Capacity-based workload planning: when does your team actually run out of hours?
Nobody decides to overcommit a team. It happens one reasonable yes at a time: each new project looks affordable against a vague sense of slack, because at the moment of saying yes, nobody can see the sum. The sum only becomes visible weeks later, as its symptoms: everything slightly late, everyone context-switching, the heroics culture that teams mistake for high performance when it is actually just an unpaid capacity debt coming due.
The failure is informational, not moral, and it has a precise shape: commitments are made per-project while capacity is spent per-person. Any system where the ledgers are kept on different axes will drift. Capacity-based workload planning is just the discipline of keeping one ledger, on the person axis, and checking it before every yes.
One pool, many straws#
The mechanics in Topolog are direct. Each person paints their real weekly availability (the painted week): that grid is their capacity, the only hours that exist. Every active plan needs hours from specific people: that is demand, and it is computed from the plans themselves (the dependency-ordered work, the estimates with their spread, loops at their expected lengths), not from a separately maintained resourcing spreadsheet.
The scheduler's job is the allocation: pack every plan's demand into every person's paint, respecting dependencies, and report the result. Three readouts fall out:
Per-person load. Allocated hours against painted hours, per week, per member: the team view renders it as bars. The pattern worth catching is not this week's overload but the structural one: someone allocated 110% indefinitely is not busy, they are the place where several plans' schedules are quietly impossible.

Per-plan risk. When the pool cannot cover every plan, something has to move, and the scheduler shows which plans land where: which are fully resourced, which are starved, and whose dates therefore carry capacity risk on top of their ordinary estimate risk. A plan can be perfectly designed and still doomed by arithmetic happening two plans away; this is the view that catches it. Cross-project visibility is the entire point: no plan can be honestly scheduled alone.
The marginal cost of yes. The question that actually decides things ("if we take this on, what happens to what we already promised?") becomes a what-if edit: add the candidate plan, watch the allocation recompute, and read off exactly which existing commitments move and by how much. "Yes, and the platform migration slips three weeks" is a sentence a leadership team can act on. A vibe about slack is not.
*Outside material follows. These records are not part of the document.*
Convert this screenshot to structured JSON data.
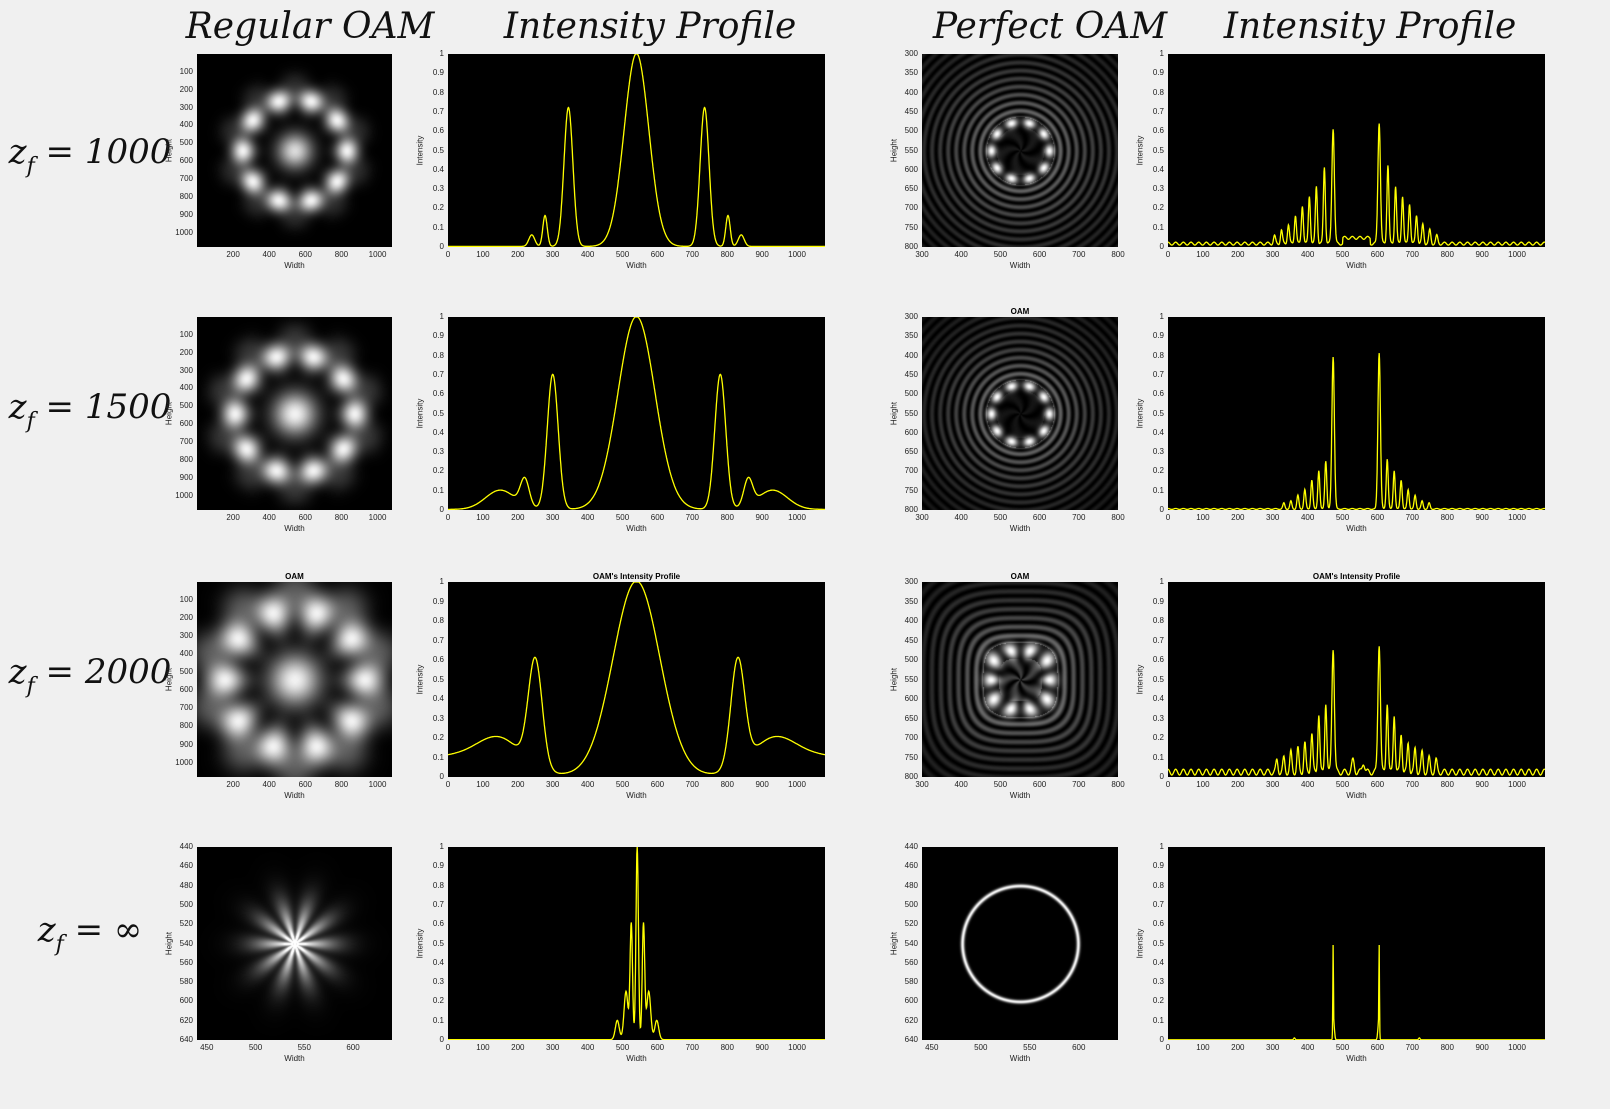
{
  "column_titles": [
    "Regular OAM",
    "Intensity Profile",
    "Perfect OAM",
    "Intensity Profile"
  ],
  "row_labels": [
    {
      "var": "z",
      "sub": "f",
      "rest": " = 1000"
    },
    {
      "var": "z",
      "sub": "f",
      "rest": " = 1500"
    },
    {
      "var": "z",
      "sub": "f",
      "rest": " = 2000"
    },
    {
      "var": "z",
      "sub": "f",
      "rest": " = ∞"
    }
  ],
  "chart_data": [
    {
      "id": "r1-regular",
      "type": "heatmap",
      "title": "",
      "xlabel": "Width",
      "ylabel": "Height",
      "xticks": [
        200,
        400,
        600,
        800,
        1000
      ],
      "yticks": [
        100,
        200,
        300,
        400,
        500,
        600,
        700,
        800,
        900,
        1000
      ],
      "xlim": [
        0,
        1080
      ],
      "ylim": [
        0,
        1080
      ],
      "pattern": {
        "kind": "regular",
        "ring_radius": 0.27,
        "ring_width": 0.06,
        "center": 0.9,
        "center_size": 0.09,
        "lobes": 10,
        "outer": 0.12,
        "bright": 0.95
      }
    },
    {
      "id": "r1-regular-profile",
      "type": "line",
      "title": "",
      "xlabel": "Width",
      "ylabel": "Intensity",
      "color": "#ffff00",
      "xticks": [
        0,
        100,
        200,
        300,
        400,
        500,
        600,
        700,
        800,
        900,
        1000
      ],
      "yticks": [
        0,
        0.1,
        0.2,
        0.3,
        0.4,
        0.5,
        0.6,
        0.7,
        0.8,
        0.9,
        1
      ],
      "xlim": [
        0,
        1080
      ],
      "ylim": [
        0,
        1
      ],
      "peaks": [
        [
          540,
          1,
          50
        ],
        [
          345,
          0.72,
          18
        ],
        [
          735,
          0.72,
          18
        ],
        [
          278,
          0.16,
          9
        ],
        [
          802,
          0.16,
          9
        ],
        [
          240,
          0.06,
          12
        ],
        [
          840,
          0.06,
          12
        ]
      ],
      "baseline": 0.003
    },
    {
      "id": "r1-perfect",
      "type": "heatmap",
      "title": "",
      "xlabel": "Width",
      "ylabel": "Height",
      "xticks": [
        300,
        400,
        500,
        600,
        700,
        800
      ],
      "yticks": [
        300,
        350,
        400,
        450,
        500,
        550,
        600,
        650,
        700,
        750,
        800
      ],
      "xlim": [
        300,
        800
      ],
      "ylim": [
        300,
        800
      ],
      "pattern": {
        "kind": "perfect",
        "ring_radius": 0.15,
        "ring_width": 0.025,
        "lobes": 10,
        "fringe_freq": 24,
        "fringe_amp": 0.45,
        "fringe_decay": 1.2,
        "inner_dark": 0.1,
        "bright": 1
      }
    },
    {
      "id": "r1-perfect-profile",
      "type": "line",
      "title": "",
      "xlabel": "Width",
      "ylabel": "Intensity",
      "color": "#ffff00",
      "xticks": [
        0,
        100,
        200,
        300,
        400,
        500,
        600,
        700,
        800,
        900,
        1000
      ],
      "yticks": [
        0,
        0.1,
        0.2,
        0.3,
        0.4,
        0.5,
        0.6,
        0.7,
        0.8,
        0.9,
        1
      ],
      "xlim": [
        0,
        1080
      ],
      "ylim": [
        0,
        1
      ],
      "peaks": [
        [
          473,
          0.6,
          5
        ],
        [
          605,
          0.63,
          5
        ],
        [
          448,
          0.4,
          4
        ],
        [
          630,
          0.41,
          4
        ],
        [
          425,
          0.3,
          4
        ],
        [
          652,
          0.3,
          4
        ],
        [
          405,
          0.25,
          4
        ],
        [
          672,
          0.25,
          4
        ],
        [
          385,
          0.2,
          4
        ],
        [
          692,
          0.21,
          4
        ],
        [
          365,
          0.15,
          4
        ],
        [
          712,
          0.15,
          4
        ],
        [
          345,
          0.1,
          4
        ],
        [
          730,
          0.1,
          4
        ],
        [
          325,
          0.07,
          4
        ],
        [
          750,
          0.07,
          4
        ],
        [
          305,
          0.04,
          4
        ],
        [
          770,
          0.04,
          4
        ]
      ],
      "ripple": {
        "amp": 0.015,
        "period": 22
      },
      "plateau": [
        [
          500,
          580,
          0.03
        ]
      ],
      "baseline": 0.01
    },
    {
      "id": "r2-regular",
      "type": "heatmap",
      "title": "",
      "xlabel": "Width",
      "ylabel": "Height",
      "xticks": [
        200,
        400,
        600,
        800,
        1000
      ],
      "yticks": [
        100,
        200,
        300,
        400,
        500,
        600,
        700,
        800,
        900,
        1000
      ],
      "xlim": [
        0,
        1080
      ],
      "ylim": [
        0,
        1080
      ],
      "pattern": {
        "kind": "regular",
        "ring_radius": 0.31,
        "ring_width": 0.07,
        "center": 1,
        "center_size": 0.11,
        "lobes": 10,
        "outer": 0.16,
        "bright": 0.95
      }
    },
    {
      "id": "r2-regular-profile",
      "type": "line",
      "title": "",
      "xlabel": "Width",
      "ylabel": "Intensity",
      "color": "#ffff00",
      "xticks": [
        0,
        100,
        200,
        300,
        400,
        500,
        600,
        700,
        800,
        900,
        1000
      ],
      "yticks": [
        0,
        0.1,
        0.2,
        0.3,
        0.4,
        0.5,
        0.6,
        0.7,
        0.8,
        0.9,
        1
      ],
      "xlim": [
        0,
        1080
      ],
      "ylim": [
        0,
        1
      ],
      "peaks": [
        [
          540,
          1,
          75
        ],
        [
          300,
          0.7,
          22
        ],
        [
          780,
          0.7,
          22
        ],
        [
          220,
          0.14,
          18
        ],
        [
          860,
          0.14,
          18
        ],
        [
          150,
          0.1,
          60
        ],
        [
          930,
          0.1,
          60
        ]
      ],
      "baseline": 0.003
    },
    {
      "id": "r2-perfect",
      "type": "heatmap",
      "title": "OAM",
      "xlabel": "Width",
      "ylabel": "Height",
      "xticks": [
        300,
        400,
        500,
        600,
        700,
        800
      ],
      "yticks": [
        300,
        350,
        400,
        450,
        500,
        550,
        600,
        650,
        700,
        750,
        800
      ],
      "xlim": [
        300,
        800
      ],
      "ylim": [
        300,
        800
      ],
      "pattern": {
        "kind": "perfect",
        "ring_radius": 0.15,
        "ring_width": 0.025,
        "lobes": 10,
        "fringe_freq": 24,
        "fringe_amp": 0.45,
        "fringe_decay": 1.4,
        "inner_dark": 0.08,
        "bright": 1
      }
    },
    {
      "id": "r2-perfect-profile",
      "type": "line",
      "title": "",
      "xlabel": "Width",
      "ylabel": "Intensity",
      "color": "#ffff00",
      "xticks": [
        0,
        100,
        200,
        300,
        400,
        500,
        600,
        700,
        800,
        900,
        1000
      ],
      "yticks": [
        0,
        0.1,
        0.2,
        0.3,
        0.4,
        0.5,
        0.6,
        0.7,
        0.8,
        0.9,
        1
      ],
      "xlim": [
        0,
        1080
      ],
      "ylim": [
        0,
        1
      ],
      "peaks": [
        [
          473,
          0.79,
          5
        ],
        [
          605,
          0.81,
          5
        ],
        [
          452,
          0.25,
          4
        ],
        [
          628,
          0.26,
          4
        ],
        [
          432,
          0.2,
          4
        ],
        [
          648,
          0.2,
          4
        ],
        [
          412,
          0.15,
          4
        ],
        [
          668,
          0.15,
          4
        ],
        [
          392,
          0.1,
          4
        ],
        [
          688,
          0.1,
          4
        ],
        [
          372,
          0.07,
          4
        ],
        [
          708,
          0.07,
          4
        ],
        [
          352,
          0.04,
          4
        ],
        [
          728,
          0.04,
          4
        ],
        [
          332,
          0.03,
          4
        ],
        [
          748,
          0.03,
          4
        ]
      ],
      "ripple": {
        "amp": 0.005,
        "period": 22
      },
      "baseline": 0.003
    },
    {
      "id": "r3-regular",
      "type": "heatmap",
      "title": "OAM",
      "xlabel": "Width",
      "ylabel": "Height",
      "xticks": [
        200,
        400,
        600,
        800,
        1000
      ],
      "yticks": [
        100,
        200,
        300,
        400,
        500,
        600,
        700,
        800,
        900,
        1000
      ],
      "xlim": [
        0,
        1080
      ],
      "ylim": [
        0,
        1080
      ],
      "pattern": {
        "kind": "regular",
        "ring_radius": 0.36,
        "ring_width": 0.1,
        "center": 1,
        "center_size": 0.13,
        "lobes": 10,
        "outer": 0.25,
        "bright": 0.95
      }
    },
    {
      "id": "r3-regular-profile",
      "type": "line",
      "title": "OAM's Intensity Profile",
      "xlabel": "Width",
      "ylabel": "Intensity",
      "color": "#ffff00",
      "xticks": [
        0,
        100,
        200,
        300,
        400,
        500,
        600,
        700,
        800,
        900,
        1000
      ],
      "yticks": [
        0,
        0.1,
        0.2,
        0.3,
        0.4,
        0.5,
        0.6,
        0.7,
        0.8,
        0.9,
        1
      ],
      "xlim": [
        0,
        1080
      ],
      "ylim": [
        0,
        1
      ],
      "peaks": [
        [
          540,
          1,
          95
        ],
        [
          250,
          0.55,
          28
        ],
        [
          830,
          0.55,
          28
        ],
        [
          150,
          0.15,
          90
        ],
        [
          930,
          0.15,
          90
        ],
        [
          0,
          0.1,
          180
        ],
        [
          1080,
          0.1,
          180
        ]
      ],
      "baseline": 0.005
    },
    {
      "id": "r3-perfect",
      "type": "heatmap",
      "title": "OAM",
      "xlabel": "Width",
      "ylabel": "Height",
      "xticks": [
        300,
        400,
        500,
        600,
        700,
        800
      ],
      "yticks": [
        300,
        350,
        400,
        450,
        500,
        550,
        600,
        650,
        700,
        750,
        800
      ],
      "xlim": [
        300,
        800
      ],
      "ylim": [
        300,
        800
      ],
      "pattern": {
        "kind": "perfect-square",
        "ring_radius": 0.15,
        "ring_width": 0.04,
        "lobes": 10,
        "fringe_freq": 22,
        "fringe_amp": 0.5,
        "fringe_decay": 1.6,
        "inner_dark": 0.25,
        "bright": 1
      }
    },
    {
      "id": "r3-perfect-profile",
      "type": "line",
      "title": "OAM's Intensity Profile",
      "xlabel": "Width",
      "ylabel": "Intensity",
      "color": "#ffff00",
      "xticks": [
        0,
        100,
        200,
        300,
        400,
        500,
        600,
        700,
        800,
        900,
        1000
      ],
      "yticks": [
        0,
        0.1,
        0.2,
        0.3,
        0.4,
        0.5,
        0.6,
        0.7,
        0.8,
        0.9,
        1
      ],
      "xlim": [
        0,
        1080
      ],
      "ylim": [
        0,
        1
      ],
      "peaks": [
        [
          473,
          0.64,
          5
        ],
        [
          605,
          0.66,
          5
        ],
        [
          452,
          0.36,
          4
        ],
        [
          628,
          0.36,
          4
        ],
        [
          432,
          0.3,
          4
        ],
        [
          648,
          0.3,
          4
        ],
        [
          412,
          0.2,
          4
        ],
        [
          668,
          0.2,
          4
        ],
        [
          392,
          0.15,
          4
        ],
        [
          688,
          0.15,
          4
        ],
        [
          372,
          0.12,
          4
        ],
        [
          708,
          0.12,
          4
        ],
        [
          352,
          0.1,
          4
        ],
        [
          728,
          0.1,
          4
        ],
        [
          332,
          0.07,
          4
        ],
        [
          748,
          0.07,
          4
        ],
        [
          312,
          0.06,
          4
        ],
        [
          768,
          0.06,
          4
        ],
        [
          530,
          0.06,
          5
        ],
        [
          560,
          0.05,
          5
        ]
      ],
      "ripple": {
        "amp": 0.03,
        "period": 22
      },
      "baseline": 0.01
    },
    {
      "id": "r4-regular",
      "type": "heatmap",
      "title": "",
      "xlabel": "Width",
      "ylabel": "Height",
      "xticks": [
        450,
        500,
        550,
        600
      ],
      "yticks": [
        440,
        460,
        480,
        500,
        520,
        540,
        560,
        580,
        600,
        620,
        640
      ],
      "xlim": [
        440,
        640
      ],
      "ylim": [
        440,
        640
      ],
      "pattern": {
        "kind": "star",
        "ring_radius": 0.2,
        "ring_width": 0.12,
        "lobes": 10,
        "center": 1,
        "center_size": 0.04,
        "bright": 1
      }
    },
    {
      "id": "r4-regular-profile",
      "type": "line",
      "title": "",
      "xlabel": "Width",
      "ylabel": "Intensity",
      "color": "#ffff00",
      "xticks": [
        0,
        100,
        200,
        300,
        400,
        500,
        600,
        700,
        800,
        900,
        1000
      ],
      "yticks": [
        0,
        0.1,
        0.2,
        0.3,
        0.4,
        0.5,
        0.6,
        0.7,
        0.8,
        0.9,
        1
      ],
      "xlim": [
        0,
        1080
      ],
      "ylim": [
        0,
        1
      ],
      "peaks": [
        [
          542,
          1,
          5
        ],
        [
          525,
          0.6,
          5
        ],
        [
          560,
          0.6,
          5
        ],
        [
          510,
          0.25,
          8
        ],
        [
          575,
          0.25,
          8
        ],
        [
          485,
          0.1,
          8
        ],
        [
          598,
          0.1,
          8
        ]
      ],
      "baseline": 0.002
    },
    {
      "id": "r4-perfect",
      "type": "heatmap",
      "title": "",
      "xlabel": "Width",
      "ylabel": "Height",
      "xticks": [
        450,
        500,
        550,
        600
      ],
      "yticks": [
        440,
        460,
        480,
        500,
        520,
        540,
        560,
        580,
        600,
        620,
        640
      ],
      "xlim": [
        440,
        640
      ],
      "ylim": [
        440,
        640
      ],
      "pattern": {
        "kind": "thin-ring",
        "ring_radius": 0.3,
        "ring_width": 0.01,
        "bright": 1
      }
    },
    {
      "id": "r4-perfect-profile",
      "type": "line",
      "title": "",
      "xlabel": "Width",
      "ylabel": "Intensity",
      "color": "#ffff00",
      "xticks": [
        0,
        100,
        200,
        300,
        400,
        500,
        600,
        700,
        800,
        900,
        1000
      ],
      "yticks": [
        0,
        0.1,
        0.2,
        0.3,
        0.4,
        0.5,
        0.6,
        0.7,
        0.8,
        0.9,
        1
      ],
      "xlim": [
        0,
        1080
      ],
      "ylim": [
        0,
        1
      ],
      "peaks": [
        [
          473,
          0.44,
          1.2
        ],
        [
          605,
          0.44,
          1.2
        ],
        [
          475,
          0.08,
          3
        ],
        [
          603,
          0.08,
          3
        ],
        [
          362,
          0.01,
          3
        ],
        [
          720,
          0.01,
          3
        ]
      ],
      "baseline": 0.001
    }
  ]
}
The fictions this replaces#
Capacity planning has a bad name because its traditional implementations track utilisation percentages in a spreadsheet bolted onto reality with good intentions. The failure modes are predictable, and each maps to a fix:
| Fiction | The cost | The correction |
|---|---|---|
| Everyone is 40 hours | All dates optimistic by the real-life ratio | Painted weeks: only painted hours get scheduled |
| Demand equals the estimate | Loops, spread, and rework vanish from the load | Demand from the simulated plan, expected iterations included |
| Parallel bars mean parallel work | One person "doing" three tasks at once | One human is a serial resource; the engine packs accordingly |
| The resourcing sheet | Drifts from the plans within a week | Demand is computed from the plans; there is nothing to maintain |
| Utilisation targets near 100% | Zero slack means every surprise cascades | The spread is visible, so the buffer argument makes itself |
The serial-resource point deserves a highlight because the plan-shape article meets reality here: a beautiful ten-branch fan-out executed by two people is a chain in disguise, and a capacity-aware scheduler is what tells you so before the quarter does.
Small teams need this most#
Capacity tooling is marketed at enterprises, which is backwards. A 200-person organisation overcommitted by one project absorbs it; a five-person team overcommitted by one project loses a quarter, and small teams say yes more often because every opportunity feels existential. The five-person version of this discipline is also drastically simpler: five painted grids, a handful of plans, one allocation view, no PMO required.
The cultural shift is the real product. When capacity is visible and shared, "no" stops being a courage problem. The team is not declining work; the pool is full, the view shows it, and the conversation moves to the real trade-off: which existing commitment is worth displacing. Heroics stop being the default plan and go back to being what they should have been all along: the exception, for the surprises, not the budgeted operating mode.